Kernel Summit 2006: Scalability

[Posted July 19, 2006 by corbet]

2006 Kernel Summit coverage on LWN.net.

Scalability work has transformed the Linux kernel over the past years. Christoph Lameter took the stage to talk about the current state of Linux scalability. How far does Linux go now?

His answer is that, if your hardware has a single memory bus, Linux will scale to somewhere between four and eight processors; after that, the memory bandwidth is simply not available. NUMA techniques are needed to create larger systems. On SGI's Altix systems, Linux runs well on systems with anywhere between 32 and 512 processors. 1024-processor systems work well, but there are signs of limits being reached. There is a 1024-node Altix system - with 4096 processors - which runs now, and which has been certified by SUSE. There is also a 1024-node blade system, with 8TB of memory, which works now - but it takes up to an hour to boot.
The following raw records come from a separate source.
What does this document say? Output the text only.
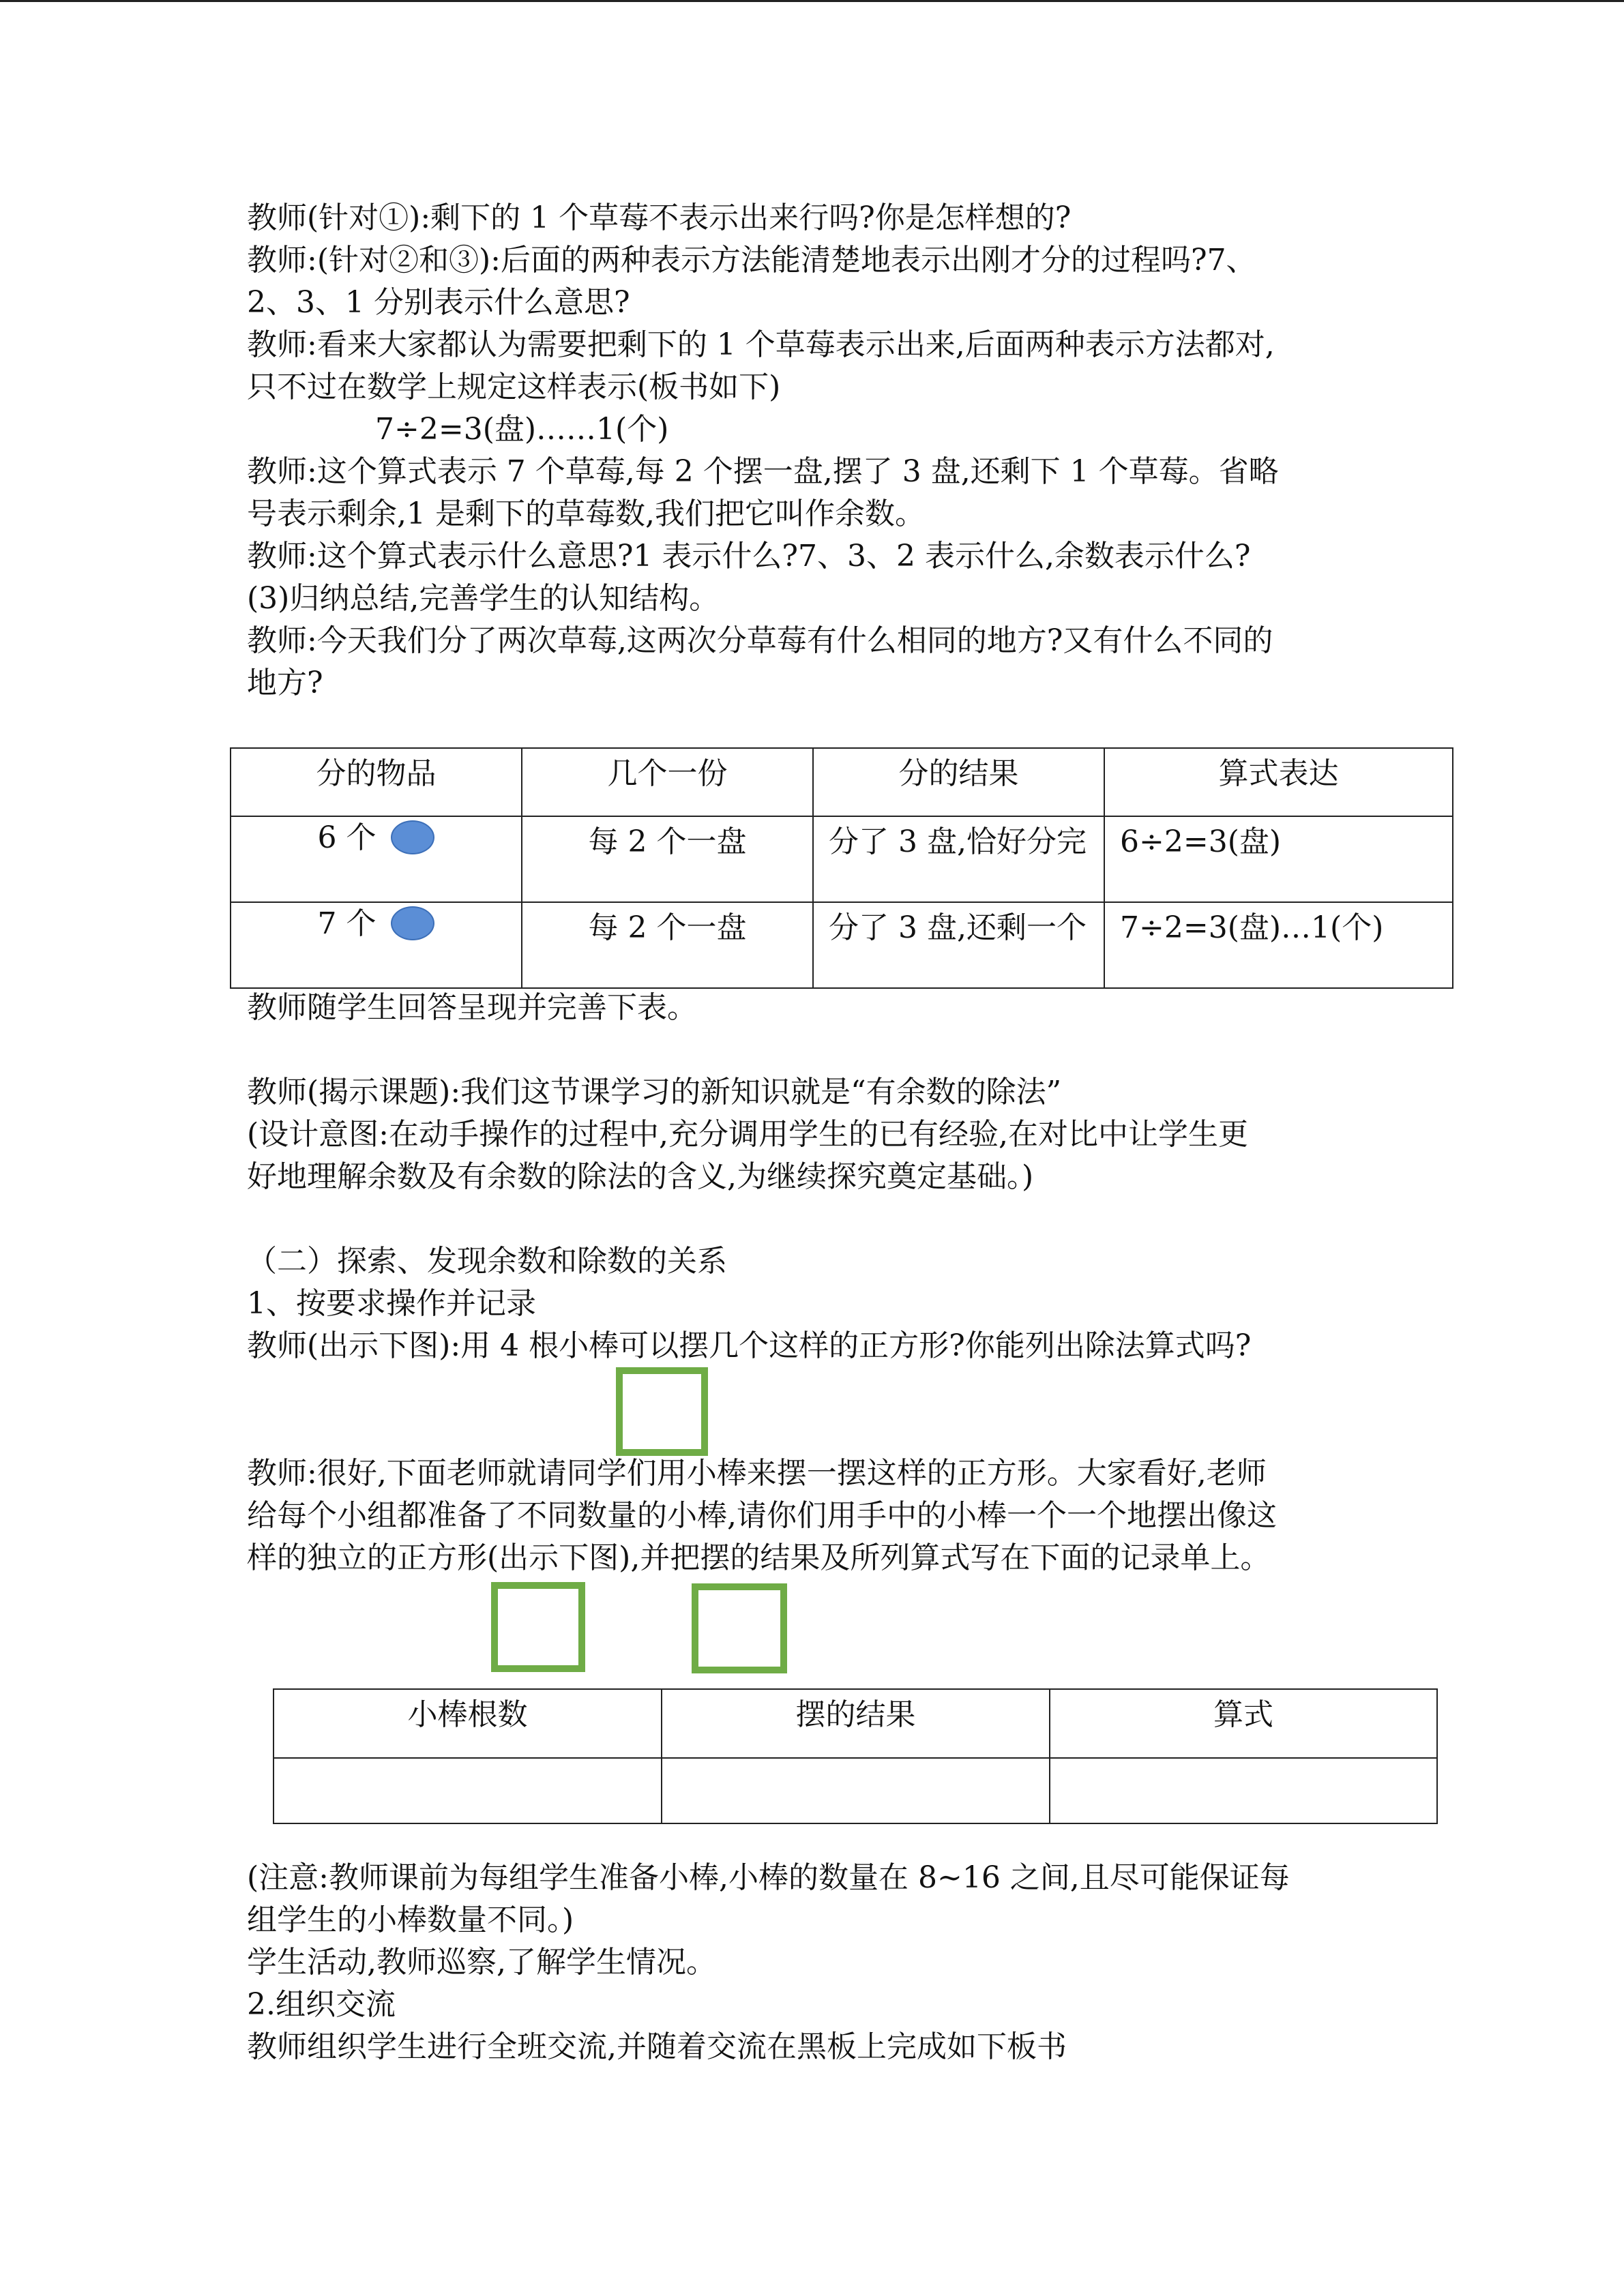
教师(针对①):剩下的 1 个草莓不表示出来行吗?你是怎样想的?
教师:(针对②和③):后面的两种表示方法能清楚地表示出刚才分的过程吗?7、
2、3、1 分别表示什么意思?
教师:看来大家都认为需要把剩下的 1 个草莓表示出来,后面两种表示方法都对,
只不过在数学上规定这样表示(板书如下)
7÷2=3(盘)……1(个)
教师:这个算式表示 7 个草莓,每 2 个摆一盘,摆了 3 盘,还剩下 1 个草莓。省略
号表示剩余,1 是剩下的草莓数,我们把它叫作余数。
教师:这个算式表示什么意思?1 表示什么?7、3、2 表示什么,余数表示什么?
(3)归纳总结,完善学生的认知结构。
教师:今天我们分了两次草莓,这两次分草莓有什么相同的地方?又有什么不同的
地方?
分的物品	几个一份	分的结果	算式表达
6 个	每 2 个一盘	分了 3 盘,恰好分完	6÷2=3(盘)
7 个	每 2 个一盘	分了 3 盘,还剩一个	7÷2=3(盘)…1(个)
教师随学生回答呈现并完善下表。
教师(揭示课题):我们这节课学习的新知识就是“有余数的除法”
(设计意图:在动手操作的过程中,充分调用学生的已有经验,在对比中让学生更
好地理解余数及有余数的除法的含义,为继续探究奠定基础。)
（二）探索、发现余数和除数的关系
1、按要求操作并记录
教师(出示下图):用 4 根小棒可以摆几个这样的正方形?你能列出除法算式吗?
教师:很好,下面老师就请同学们用小棒来摆一摆这样的正方形。大家看好,老师
给每个小组都准备了不同数量的小棒,请你们用手中的小棒一个一个地摆出像这
样的独立的正方形(出示下图),并把摆的结果及所列算式写在下面的记录单上。
小棒根数	摆的结果	算式

(注意:教师课前为每组学生准备小棒,小棒的数量在 8~16 之间,且尽可能保证每
组学生的小棒数量不同。)
学生活动,教师巡察,了解学生情况。
2.组织交流
教师组织学生进行全班交流,并随着交流在黑板上完成如下板书
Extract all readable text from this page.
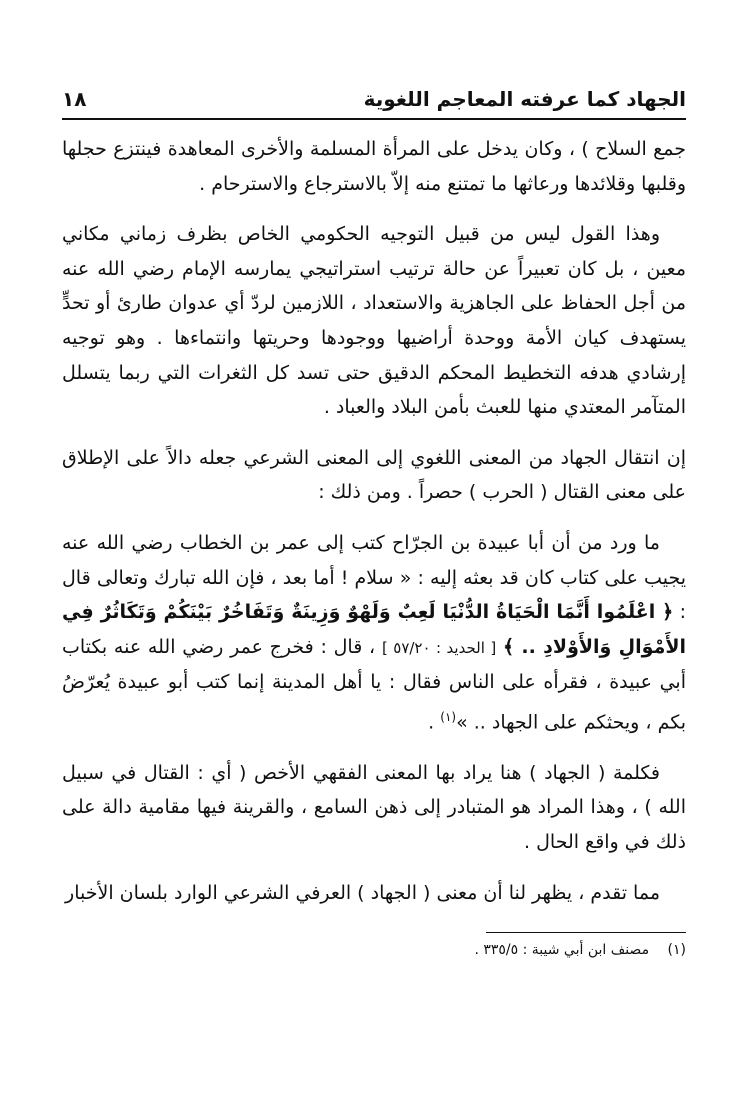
الجهاد كما عرفته المعاجم اللغوية
١٨

جمع السلاح ) ، وكان يدخل على المرأة المسلمة والأخرى المعاهدة فينتزع حجلها وقلبها وقلائدها ورعاثها ما تمتنع منه إلاّ بالاسترجاع والاسترحام .

وهذا القول ليس من قبيل التوجيه الحكومي الخاص بظرف زماني مكاني معين ، بل كان تعبيراً عن حالة ترتيب استراتيجي يمارسه الإمام رضي الله عنه من أجل الحفاظ على الجاهزية والاستعداد ، اللازمين لردّ أي عدوان طارئ أو تحدٍّ يستهدف كيان الأمة ووحدة أراضيها ووجودها وحريتها وانتماءها . وهو توجيه إرشادي هدفه التخطيط المحكم الدقيق حتى تسد كل الثغرات التي ربما يتسلل المتآمر المعتدي منها للعبث بأمن البلاد والعباد .

إن انتقال الجهاد من المعنى اللغوي إلى المعنى الشرعي جعله دالاً على الإطلاق على معنى القتال ( الحرب ) حصراً . ومن ذلك :

ما ورد من أن أبا عبيدة بن الجرّاح كتب إلى عمر بن الخطاب رضي الله عنه يجيب على كتاب كان قد بعثه إليه : « سلام ! أما بعد ، فإن الله تبارك وتعالى قال : ﴿ اعْلَمُوا أَنَّمَا الْحَيَاةُ الدُّنْيَا لَعِبٌ وَلَهْوٌ وَزِينَةٌ وَتَفَاخُرٌ بَيْنَكُمْ وَتَكَاثُرٌ فِي الأَمْوَالِ وَالأَوْلادِ .. ﴾ [ الحديد : ٥٧/٢٠ ] ، قال : فخرج عمر رضي الله عنه بكتاب أبي عبيدة ، فقرأه على الناس فقال : يا أهل المدينة إنما كتب أبو عبيدة يُعرّضُ بكم ، ويحثكم على الجهاد .. »$^{(١)}$ .

فكلمة ( الجهاد ) هنا يراد بها المعنى الفقهي الأخص ( أي : القتال في سبيل الله ) ، وهذا المراد هو المتبادر إلى ذهن السامع ، والقرينة فيها مقامية دالة على ذلك في واقع الحال .

مما تقدم ، يظهر لنا أن معنى ( الجهاد ) العرفي الشرعي الوارد بلسان الأخبار

(١) مصنف ابن أبي شيبة : ٣٣٥/٥ .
The boot time is caused by the fact that much of the system initialization work is performed by a single processor. The boot processor does all of the device and memory probing - and this system has a lot of both. If the initialization work could be parceled out, such that each processor (or, at least, one processor on each node) locates its own memory and devices, the boot process would be sped up considerably.

There are occasional scalability problems encountered on systems with more than 64 processors. Certain data structures - radix trees, the dcache, inode locks - start to experience contention. One way to reduce that would be to start replicating some shared directories, such as the root and /usr, across NUMA nodes. Other problems include memory balancing across the system and hardware failures. On current systems, a hardware failure brings down the whole system; it is necessary to find a way to let individual nodes fail while keeping the rest of the system running.

Future work - scaling to systems with 1024 to 4096 processors - includes a number of the usual suspects: trimming data structures, lockless algorithms, etc. Some structures grow as the product of the number of processors, nodes, and memory zones, so they get quite big on larger systems. Christoph's recent work, aimed at reducing the number of memory zones, is motivated by this problem. The need to replicate memory pages between nodes is growing. The current 4096-byte page size is increasingly causing performance problems; there may eventually need to be a way to increase it. It would also help if the scheduler could, when moving processes between nodes, take the location of the bulk of the process's pages into account.

Scalability issues will always exist. But the challenge, at this point, lies above 1024 processors. That is a testament to the amount of work which has been done this far.

Next: DMA and IOMMU issues

Index entries for this article
Kernel	Scalability

-EHOMONYM

Posted Jul 20, 2006 4:00 UTC (Thu) by smurf (subscriber, #17840) [Link]

... to let individual nodes fail.

Kernel Summit 2006: Scalability

Posted Jul 21, 2006 20:42 UTC (Fri) by oak (guest, #2786) [Link]

So, scaling means scaling just upwards, not in both directions?